The European Chemicals Agency (ECHA) and the European Commission (EC) have come under criticism for their advice on the overlap between the REACH framework and the Cosmetics Regulation , with animal rights group PETA making an official complaint to the European Ombudsman.

Indeed, the European Ombudsman states it has now launched an official inquiry into whether the statement in question contains guidance on animal testing that is contrary to EU law, and whether it will result in certain cosmetics being wrongly labelled as free from animal testing, "thus confusing and misleading consumers".

The two organisations have until 2 December to reply to the Ombudsman’s request for a response to the allegations, and have already announced they are considering a revision of the statement.

Contentious advice

The statement under inquiry, which is available on the ECHA website, details instances where the ECHA and EC believe REACH would permit animal testing for cosmetics in the EU, even though the practice is banned under the Cosmetics Regulation.

The two organisations now state they are “examining whether as a result of this [the European Court of Justice’s] judgement there is a need to revise their joint statement”.

The court found that EU law dictates there can be no exceptions to the ban, regardless of where the testing takes place . No data derived from animal testing may be used to prove the safety of cosmetics products for the purposes of placing them on the EU market, the ruling stated.

Focus on alternatives

The court came out in favour of upholding the ban fully, noting allowing exceptions would undermine efforts to develop appropriate testing alternatives.

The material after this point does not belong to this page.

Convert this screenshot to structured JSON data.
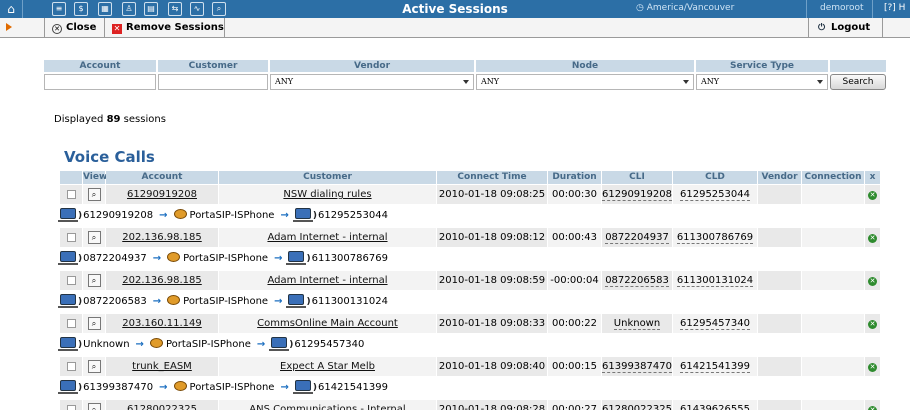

The current law in the EU that prohibits the sale of products tested on animals aims to promote the use of alternative methods, the court said, and that objective “would be seriously compromised if the prohibitions... could be circumvented by carrying out the animal testing in third countries.”

Vigilant regulators

Michelle Thew, chief executive of Cruelty Free International and the European Coalition to End Animal Experiments, spoke in praise of the court’s ruling.

This is a victory both for common sense, and for the public who passionately back the landmark animal testing ban. We urge national regulators to stay vigilant and ensure that the cosmetics ban is upheld,” she said.